70What Bird was wondering is not known as this final letter was never finished. Parish records show that Bird passed away the next day, May 9, 1756, due to an unspecified sickness, with Taurasi succumbing, presumably to the same illness, the day after. The news of their deaths was conveyed to Bird's sister in a brief note sent by Jenna Stigliano, the eldest daughter of former Governor Geno Auriemma. Following the news, Jennifer Harrington, escorted by her second son, William, made the journey out to Bermuda, taking a number of her sister's personal effects back to Philadelphia with her, as well as shipping a selection of Taurasi's to her sister, who still lived in the same South Carolina town in which she had been born. A number of Bird's possessions have been passed down through the generations and still remain in the family to this day, such as a formal family portrait of Bird, Taurasi and Caroline, dated 1731, first editions of all of Bird's published works and a number of pieces of jewelry, including a silver locket with miniatures of Taurasi and Caroline inside.

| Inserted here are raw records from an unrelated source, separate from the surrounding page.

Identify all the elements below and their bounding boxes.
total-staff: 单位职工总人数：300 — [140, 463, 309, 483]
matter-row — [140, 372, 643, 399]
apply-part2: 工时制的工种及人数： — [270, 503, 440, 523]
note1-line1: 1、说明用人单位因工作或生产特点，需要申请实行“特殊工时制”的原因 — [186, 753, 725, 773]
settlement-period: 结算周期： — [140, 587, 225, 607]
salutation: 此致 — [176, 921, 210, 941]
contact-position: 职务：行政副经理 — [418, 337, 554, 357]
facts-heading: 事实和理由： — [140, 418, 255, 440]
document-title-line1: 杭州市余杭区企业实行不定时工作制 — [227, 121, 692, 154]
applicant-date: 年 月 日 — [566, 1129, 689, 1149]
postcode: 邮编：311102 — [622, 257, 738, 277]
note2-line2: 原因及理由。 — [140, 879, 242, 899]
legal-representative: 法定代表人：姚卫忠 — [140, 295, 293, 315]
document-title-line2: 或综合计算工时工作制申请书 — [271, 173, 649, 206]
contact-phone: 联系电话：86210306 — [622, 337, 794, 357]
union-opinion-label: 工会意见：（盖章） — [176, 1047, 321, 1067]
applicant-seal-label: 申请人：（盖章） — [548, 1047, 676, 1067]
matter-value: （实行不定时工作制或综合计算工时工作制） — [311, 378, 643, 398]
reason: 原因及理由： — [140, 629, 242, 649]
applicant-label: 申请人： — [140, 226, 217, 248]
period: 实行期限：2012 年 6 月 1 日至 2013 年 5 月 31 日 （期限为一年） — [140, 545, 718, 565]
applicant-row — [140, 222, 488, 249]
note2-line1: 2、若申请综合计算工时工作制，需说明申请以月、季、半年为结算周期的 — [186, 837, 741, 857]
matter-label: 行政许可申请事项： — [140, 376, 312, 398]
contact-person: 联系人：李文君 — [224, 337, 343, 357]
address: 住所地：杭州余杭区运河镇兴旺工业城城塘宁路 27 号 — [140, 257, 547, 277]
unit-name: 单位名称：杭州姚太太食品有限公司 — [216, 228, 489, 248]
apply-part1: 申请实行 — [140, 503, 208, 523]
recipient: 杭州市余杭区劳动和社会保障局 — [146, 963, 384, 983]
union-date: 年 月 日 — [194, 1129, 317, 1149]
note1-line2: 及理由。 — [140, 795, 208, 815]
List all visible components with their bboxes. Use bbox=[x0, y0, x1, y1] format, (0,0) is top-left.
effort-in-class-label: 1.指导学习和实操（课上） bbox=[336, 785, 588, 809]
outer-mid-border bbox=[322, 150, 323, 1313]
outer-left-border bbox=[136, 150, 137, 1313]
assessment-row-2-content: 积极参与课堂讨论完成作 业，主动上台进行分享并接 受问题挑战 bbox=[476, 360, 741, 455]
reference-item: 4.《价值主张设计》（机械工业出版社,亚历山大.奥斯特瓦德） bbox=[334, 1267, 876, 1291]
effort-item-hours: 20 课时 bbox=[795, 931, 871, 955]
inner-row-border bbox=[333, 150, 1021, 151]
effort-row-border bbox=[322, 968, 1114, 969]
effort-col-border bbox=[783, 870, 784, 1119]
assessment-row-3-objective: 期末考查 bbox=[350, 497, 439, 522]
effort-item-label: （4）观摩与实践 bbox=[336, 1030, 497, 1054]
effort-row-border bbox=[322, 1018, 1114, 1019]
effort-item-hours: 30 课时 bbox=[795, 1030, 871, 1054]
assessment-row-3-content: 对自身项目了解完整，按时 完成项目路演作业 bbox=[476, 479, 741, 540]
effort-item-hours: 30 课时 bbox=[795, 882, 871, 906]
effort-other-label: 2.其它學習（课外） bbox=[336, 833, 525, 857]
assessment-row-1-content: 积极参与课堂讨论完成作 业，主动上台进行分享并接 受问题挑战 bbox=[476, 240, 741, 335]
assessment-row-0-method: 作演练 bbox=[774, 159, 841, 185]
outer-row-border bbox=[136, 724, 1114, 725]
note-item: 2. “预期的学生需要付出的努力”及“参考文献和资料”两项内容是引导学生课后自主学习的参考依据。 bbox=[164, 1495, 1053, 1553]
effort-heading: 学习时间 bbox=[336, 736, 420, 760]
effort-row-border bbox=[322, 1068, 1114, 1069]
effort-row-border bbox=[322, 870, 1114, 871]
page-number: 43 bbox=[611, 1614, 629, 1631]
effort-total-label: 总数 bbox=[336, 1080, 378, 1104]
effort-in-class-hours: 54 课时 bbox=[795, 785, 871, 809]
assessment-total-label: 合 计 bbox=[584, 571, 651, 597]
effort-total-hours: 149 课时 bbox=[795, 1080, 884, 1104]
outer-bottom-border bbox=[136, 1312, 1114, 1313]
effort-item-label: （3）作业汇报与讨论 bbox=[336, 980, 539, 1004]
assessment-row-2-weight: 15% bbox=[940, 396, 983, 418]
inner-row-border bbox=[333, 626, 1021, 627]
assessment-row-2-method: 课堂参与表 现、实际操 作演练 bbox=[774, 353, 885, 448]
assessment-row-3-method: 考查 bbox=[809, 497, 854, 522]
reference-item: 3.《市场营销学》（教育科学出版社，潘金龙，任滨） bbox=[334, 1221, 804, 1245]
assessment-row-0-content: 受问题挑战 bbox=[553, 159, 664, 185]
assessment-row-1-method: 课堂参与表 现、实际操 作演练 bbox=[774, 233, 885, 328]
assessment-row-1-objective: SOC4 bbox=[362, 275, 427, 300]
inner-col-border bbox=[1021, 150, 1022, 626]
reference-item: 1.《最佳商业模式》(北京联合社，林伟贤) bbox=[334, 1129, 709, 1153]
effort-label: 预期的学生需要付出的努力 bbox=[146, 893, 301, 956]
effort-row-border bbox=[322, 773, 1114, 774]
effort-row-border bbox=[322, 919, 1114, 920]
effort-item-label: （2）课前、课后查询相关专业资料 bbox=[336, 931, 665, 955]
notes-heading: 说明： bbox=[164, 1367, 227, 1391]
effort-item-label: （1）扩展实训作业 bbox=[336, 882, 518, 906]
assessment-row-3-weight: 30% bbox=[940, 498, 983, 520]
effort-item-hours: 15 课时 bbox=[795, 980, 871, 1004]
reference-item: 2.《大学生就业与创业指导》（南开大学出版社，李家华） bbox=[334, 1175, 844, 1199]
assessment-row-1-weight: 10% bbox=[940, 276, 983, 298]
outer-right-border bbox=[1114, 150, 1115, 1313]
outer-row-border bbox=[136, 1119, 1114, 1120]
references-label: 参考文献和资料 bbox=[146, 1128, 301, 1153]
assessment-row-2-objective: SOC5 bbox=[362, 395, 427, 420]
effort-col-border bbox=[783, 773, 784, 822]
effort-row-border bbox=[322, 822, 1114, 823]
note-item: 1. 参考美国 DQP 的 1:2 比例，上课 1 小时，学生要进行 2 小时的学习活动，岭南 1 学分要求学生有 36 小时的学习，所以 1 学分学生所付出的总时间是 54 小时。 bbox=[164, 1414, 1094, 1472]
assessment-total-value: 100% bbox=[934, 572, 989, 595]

Bird and Taurasi were laid to rest together in the graveyard at St. Peter's next to where they had buried Caroline a number of years previously. On her visit, Harrington also placed an order for a headstone, which can still be seen today. Underneath their names and dates is the passage from Ruth 1: 16, "Wither thou goest, I will go; and where thou lodgest, I will lodge: thy people shall be my people, and thy God my God: Where thou diest, will I die, and there will I be buried" and a more personal epitaph, "Sacred to the memory of Sue, who has started on her next big adventure at too young an age, and to Diana, who couldn't live without her and who died of a broken heart." At the bottom, until recently covered over by vegetation, there also reads, "Also in memory of their daughter Caroline, who the sea did them giveth and also taketh away in the year of our Lord 1738." In recent years, the graveyard has seen a significant increase in traffic by tourists who wish to view the headstone, and the church has been forced to implement a policy of not allowing any headstone rubbings in order to preserve its integrity.